Em transmissão ao vivo realizada no Facebook durante a noite de quarta-feira (12), Rossoni chegou a afirmar que a Secretaria Estadual de Educação havia recebido a informação do Ministério da Educação (MEC) de que o exame poderia ser cancelado no estado também em caso de greve de professores. “A secretária de Educação [Ana Seres] acaba de me informar de que o MEC tomou a seguinte decisão: que não fará os exames do Enem se o Paraná tiver escolas ocupadas ou professores em greve. Então veja que estamos entrando em uma situação extremamente delicada, já que podemos prejudicar os nossos estudantes que querem entrar em universidades públicas”, disse o secretário.
No começo da tarde desta quinta-feira (13), por meio de nota,o Inep negou a fala de Rossoni. “O Inep reafirma que o Enem será realizado no Paraná, nos dias 5 e 6 de novembro.
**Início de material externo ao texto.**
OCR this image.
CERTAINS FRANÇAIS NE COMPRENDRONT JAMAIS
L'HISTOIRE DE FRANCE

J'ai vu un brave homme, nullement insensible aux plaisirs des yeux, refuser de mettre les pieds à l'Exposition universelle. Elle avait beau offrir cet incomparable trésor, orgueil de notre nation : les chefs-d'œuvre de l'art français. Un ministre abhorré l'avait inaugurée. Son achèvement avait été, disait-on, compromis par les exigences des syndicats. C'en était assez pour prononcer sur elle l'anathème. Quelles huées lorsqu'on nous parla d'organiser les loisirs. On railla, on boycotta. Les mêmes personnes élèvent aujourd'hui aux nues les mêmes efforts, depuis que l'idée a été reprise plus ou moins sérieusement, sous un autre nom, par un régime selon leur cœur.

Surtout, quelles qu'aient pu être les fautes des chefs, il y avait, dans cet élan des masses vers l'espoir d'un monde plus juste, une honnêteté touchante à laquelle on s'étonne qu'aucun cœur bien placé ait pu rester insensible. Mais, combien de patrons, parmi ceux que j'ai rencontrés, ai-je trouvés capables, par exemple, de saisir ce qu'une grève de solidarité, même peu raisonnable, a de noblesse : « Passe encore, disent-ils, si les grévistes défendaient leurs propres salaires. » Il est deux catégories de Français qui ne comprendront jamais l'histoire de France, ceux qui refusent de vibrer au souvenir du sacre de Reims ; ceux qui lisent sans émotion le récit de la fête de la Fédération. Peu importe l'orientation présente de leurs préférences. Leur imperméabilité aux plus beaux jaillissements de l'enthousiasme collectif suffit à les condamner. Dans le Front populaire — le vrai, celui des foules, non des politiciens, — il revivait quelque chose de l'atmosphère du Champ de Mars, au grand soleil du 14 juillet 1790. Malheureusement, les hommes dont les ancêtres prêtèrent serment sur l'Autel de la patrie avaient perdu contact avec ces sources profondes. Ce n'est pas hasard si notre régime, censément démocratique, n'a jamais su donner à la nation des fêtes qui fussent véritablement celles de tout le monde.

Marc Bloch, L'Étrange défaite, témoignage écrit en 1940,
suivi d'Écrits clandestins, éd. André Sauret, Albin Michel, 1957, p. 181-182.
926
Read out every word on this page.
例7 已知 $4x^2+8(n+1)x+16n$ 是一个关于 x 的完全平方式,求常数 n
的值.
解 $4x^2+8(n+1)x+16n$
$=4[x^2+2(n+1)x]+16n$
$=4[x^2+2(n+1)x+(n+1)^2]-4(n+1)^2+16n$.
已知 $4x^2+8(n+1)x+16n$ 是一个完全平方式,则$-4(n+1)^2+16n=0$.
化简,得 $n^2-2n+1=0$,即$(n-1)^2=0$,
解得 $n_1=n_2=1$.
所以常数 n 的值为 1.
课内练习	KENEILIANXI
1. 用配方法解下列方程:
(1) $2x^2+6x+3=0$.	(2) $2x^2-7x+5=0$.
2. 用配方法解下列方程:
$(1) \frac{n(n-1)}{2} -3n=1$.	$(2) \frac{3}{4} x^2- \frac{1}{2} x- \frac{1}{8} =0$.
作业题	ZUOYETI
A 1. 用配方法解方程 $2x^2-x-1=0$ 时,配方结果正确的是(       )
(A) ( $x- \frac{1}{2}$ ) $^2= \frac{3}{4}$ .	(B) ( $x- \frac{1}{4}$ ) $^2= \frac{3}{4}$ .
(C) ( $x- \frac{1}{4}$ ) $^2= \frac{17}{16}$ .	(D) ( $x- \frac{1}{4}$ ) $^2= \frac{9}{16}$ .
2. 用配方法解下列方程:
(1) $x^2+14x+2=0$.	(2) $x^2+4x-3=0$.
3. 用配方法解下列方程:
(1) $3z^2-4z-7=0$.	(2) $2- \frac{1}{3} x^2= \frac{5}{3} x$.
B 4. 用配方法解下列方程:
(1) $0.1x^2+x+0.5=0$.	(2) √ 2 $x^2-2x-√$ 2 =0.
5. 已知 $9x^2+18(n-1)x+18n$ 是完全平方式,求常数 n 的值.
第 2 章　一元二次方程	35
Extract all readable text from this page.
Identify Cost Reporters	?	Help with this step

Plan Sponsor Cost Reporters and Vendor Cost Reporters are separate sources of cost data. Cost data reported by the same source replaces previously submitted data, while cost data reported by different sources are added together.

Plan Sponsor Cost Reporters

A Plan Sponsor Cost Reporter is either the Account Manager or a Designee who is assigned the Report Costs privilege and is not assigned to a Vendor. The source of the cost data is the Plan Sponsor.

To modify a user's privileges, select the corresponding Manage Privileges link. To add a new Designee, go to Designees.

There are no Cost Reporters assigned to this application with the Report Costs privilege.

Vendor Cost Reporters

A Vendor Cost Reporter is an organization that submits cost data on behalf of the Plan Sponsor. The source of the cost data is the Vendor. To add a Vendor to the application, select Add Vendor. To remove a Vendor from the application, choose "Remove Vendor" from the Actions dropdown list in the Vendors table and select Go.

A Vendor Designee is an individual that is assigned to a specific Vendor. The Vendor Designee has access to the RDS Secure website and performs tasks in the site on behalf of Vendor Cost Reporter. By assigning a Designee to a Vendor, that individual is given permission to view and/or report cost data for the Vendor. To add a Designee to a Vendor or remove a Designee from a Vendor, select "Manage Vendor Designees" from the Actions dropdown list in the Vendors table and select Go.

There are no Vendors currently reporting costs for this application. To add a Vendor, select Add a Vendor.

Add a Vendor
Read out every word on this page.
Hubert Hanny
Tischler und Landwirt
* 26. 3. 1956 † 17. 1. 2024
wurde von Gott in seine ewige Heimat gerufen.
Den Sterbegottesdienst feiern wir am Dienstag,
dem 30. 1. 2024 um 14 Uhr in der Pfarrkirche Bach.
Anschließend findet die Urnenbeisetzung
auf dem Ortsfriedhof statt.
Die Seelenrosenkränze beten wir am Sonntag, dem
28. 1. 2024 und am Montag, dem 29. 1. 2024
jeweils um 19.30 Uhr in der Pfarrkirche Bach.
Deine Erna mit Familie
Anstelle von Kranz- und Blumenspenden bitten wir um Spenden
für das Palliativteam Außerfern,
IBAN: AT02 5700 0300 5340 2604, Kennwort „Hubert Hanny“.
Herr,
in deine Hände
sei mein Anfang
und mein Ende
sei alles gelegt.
Caso alguma escola onde será realizado o exame esteja ocupada nos dias das provas, o Inep tomará as medidas necessárias para garantir que nenhum inscrito no exame seja prejudicado”, informou.
Os estudantes que ocupam escolas, não só no Paraná como em outros estados, criticam a reforma do ensino médio proposta pelo governo Michel Temer e que retira a obrigatoriedade de disciplinas como artes e educação física.
No vídeo, Rossoni lembrou ainda que o governador Beto Richa já acenou por duas vezes de que o Paraná não fará mudanças no ensino médio sem discussão e cogitou uma intenção político partidária no movimento. “O governador já acenou com duas falas aos jovens de que ele quer discutir o assunto e levar o posicionamento do estado ao ministro da educação. Nada será implantado sem a opinião da população paranaense, mas questiono o porquê de a ocupação acontecer apenas no Paraná, não parece um dedo de razões políticas”, questionou.